In our study, the detection rate and sensitivity were 84.9 and 85.7%, respectively, for laparoscopic procedures, which is a higher detection rate than for laparotomies. A previous meta-analysis showed that the detection rate and sensitivity were 82 and 96% for laparoscopic surgery, 86 and 90% in robot-assisted surgery, and 77 and 89% for open surgery, respectively [47]. These results demonstrated that laparoscopic and robot-assisted surgery were associated with higher detection rates and sensitivities than open surgery [47]. We believe that the wide and clear view possible with laparoscopy improves the detection rate compared with open surgery; systemic PLND can be omitted in more patients with a higher detection rate under laparoscopy.

This study is associated with three major limitations that may reduce its value. First, the study size was not large enough for multivariate analysis to be performed. Second, the study included bias. For instance, most patients with clinically early disease underwent surgery with laparoscopic procedures. Third, ultrastaging or immunohistochemistry were not performed in all lymph modes. Therefore, our results must be confirmed in further studies.

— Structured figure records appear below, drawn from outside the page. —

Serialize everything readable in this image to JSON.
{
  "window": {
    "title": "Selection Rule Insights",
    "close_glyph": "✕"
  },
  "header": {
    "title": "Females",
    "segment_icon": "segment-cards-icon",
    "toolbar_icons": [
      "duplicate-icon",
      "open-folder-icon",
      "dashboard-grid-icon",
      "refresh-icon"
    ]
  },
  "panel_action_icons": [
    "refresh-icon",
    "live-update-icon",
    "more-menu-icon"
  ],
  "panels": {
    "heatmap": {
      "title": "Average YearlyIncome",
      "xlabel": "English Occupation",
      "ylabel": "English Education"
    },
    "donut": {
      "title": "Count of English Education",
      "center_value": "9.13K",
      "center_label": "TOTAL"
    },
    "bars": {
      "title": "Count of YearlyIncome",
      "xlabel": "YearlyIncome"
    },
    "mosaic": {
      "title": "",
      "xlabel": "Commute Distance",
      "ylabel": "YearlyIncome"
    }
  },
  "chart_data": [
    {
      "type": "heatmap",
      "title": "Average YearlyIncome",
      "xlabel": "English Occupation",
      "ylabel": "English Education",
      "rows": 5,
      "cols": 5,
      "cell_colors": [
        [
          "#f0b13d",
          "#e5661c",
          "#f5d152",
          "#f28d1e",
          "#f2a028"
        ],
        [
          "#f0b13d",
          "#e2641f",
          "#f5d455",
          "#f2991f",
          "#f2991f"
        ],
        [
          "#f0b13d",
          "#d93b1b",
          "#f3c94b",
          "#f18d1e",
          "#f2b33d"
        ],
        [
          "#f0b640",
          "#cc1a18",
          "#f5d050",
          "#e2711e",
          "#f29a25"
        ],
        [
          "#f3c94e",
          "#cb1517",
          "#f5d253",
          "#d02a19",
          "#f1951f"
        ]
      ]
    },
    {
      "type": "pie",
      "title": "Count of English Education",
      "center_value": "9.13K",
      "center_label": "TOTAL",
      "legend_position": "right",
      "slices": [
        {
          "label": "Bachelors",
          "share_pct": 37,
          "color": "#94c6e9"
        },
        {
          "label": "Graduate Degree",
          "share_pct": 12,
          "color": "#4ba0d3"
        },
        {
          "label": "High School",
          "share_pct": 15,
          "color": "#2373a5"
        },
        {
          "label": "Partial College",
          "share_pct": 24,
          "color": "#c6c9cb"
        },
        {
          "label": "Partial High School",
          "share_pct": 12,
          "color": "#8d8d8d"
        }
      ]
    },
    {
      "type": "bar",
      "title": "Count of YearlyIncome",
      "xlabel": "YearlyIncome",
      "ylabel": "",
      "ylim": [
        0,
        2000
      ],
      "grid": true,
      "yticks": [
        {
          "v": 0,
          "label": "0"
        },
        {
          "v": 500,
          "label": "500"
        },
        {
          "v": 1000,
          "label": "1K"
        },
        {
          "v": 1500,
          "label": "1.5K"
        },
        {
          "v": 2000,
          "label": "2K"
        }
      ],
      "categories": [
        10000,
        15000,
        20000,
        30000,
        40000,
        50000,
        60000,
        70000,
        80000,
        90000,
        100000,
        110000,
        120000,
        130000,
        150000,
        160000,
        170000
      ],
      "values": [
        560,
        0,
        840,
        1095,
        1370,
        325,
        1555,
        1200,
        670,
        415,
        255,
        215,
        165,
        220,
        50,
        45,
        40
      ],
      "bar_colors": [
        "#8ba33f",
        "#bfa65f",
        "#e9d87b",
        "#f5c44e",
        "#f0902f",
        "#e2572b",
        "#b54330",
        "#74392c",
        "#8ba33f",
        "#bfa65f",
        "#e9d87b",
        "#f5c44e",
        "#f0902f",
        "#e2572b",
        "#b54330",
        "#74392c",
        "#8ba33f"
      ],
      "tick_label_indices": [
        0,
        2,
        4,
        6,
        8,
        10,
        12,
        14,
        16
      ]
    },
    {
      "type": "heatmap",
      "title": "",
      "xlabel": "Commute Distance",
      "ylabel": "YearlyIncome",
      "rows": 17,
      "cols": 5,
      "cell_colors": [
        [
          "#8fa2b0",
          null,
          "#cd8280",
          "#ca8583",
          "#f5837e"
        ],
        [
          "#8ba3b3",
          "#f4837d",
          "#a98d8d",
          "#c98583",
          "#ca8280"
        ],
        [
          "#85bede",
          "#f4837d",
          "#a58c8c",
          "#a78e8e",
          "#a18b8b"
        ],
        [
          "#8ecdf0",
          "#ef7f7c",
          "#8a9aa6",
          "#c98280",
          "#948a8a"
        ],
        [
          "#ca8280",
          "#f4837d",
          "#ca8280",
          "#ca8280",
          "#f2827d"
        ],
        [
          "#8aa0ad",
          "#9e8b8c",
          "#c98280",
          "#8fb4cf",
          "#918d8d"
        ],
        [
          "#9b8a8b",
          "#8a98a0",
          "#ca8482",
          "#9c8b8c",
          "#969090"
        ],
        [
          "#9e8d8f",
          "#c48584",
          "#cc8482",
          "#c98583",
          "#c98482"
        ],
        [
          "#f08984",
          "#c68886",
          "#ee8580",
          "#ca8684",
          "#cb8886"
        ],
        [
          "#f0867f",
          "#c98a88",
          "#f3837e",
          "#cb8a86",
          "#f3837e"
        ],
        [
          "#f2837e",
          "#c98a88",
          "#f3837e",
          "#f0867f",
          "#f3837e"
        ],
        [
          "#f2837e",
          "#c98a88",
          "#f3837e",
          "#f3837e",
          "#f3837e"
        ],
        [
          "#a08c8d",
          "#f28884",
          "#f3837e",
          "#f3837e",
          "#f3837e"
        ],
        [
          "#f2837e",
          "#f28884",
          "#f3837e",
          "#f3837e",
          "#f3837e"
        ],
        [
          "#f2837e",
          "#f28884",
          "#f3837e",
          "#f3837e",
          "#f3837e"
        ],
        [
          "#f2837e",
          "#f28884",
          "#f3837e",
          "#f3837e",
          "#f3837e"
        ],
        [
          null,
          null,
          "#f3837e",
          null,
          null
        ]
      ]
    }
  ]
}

In conclusion, patients with < 50% myometrial invasion and low-grade tumors not only had higher detection rates, but also had lower FN rates. Although a large randomized clinical trial is required, our data demonstrated that patients with low-risk endometrial cancer who underwent laparoscopic surgery were able to avoid systematic lymphadenectomy according to the status of the SLN biopsy. In contrast, systematic PLND and PAND should be performed in patients with high-risk endometrial cancer, such as high-grade tumors or > 50% myometrial invasion.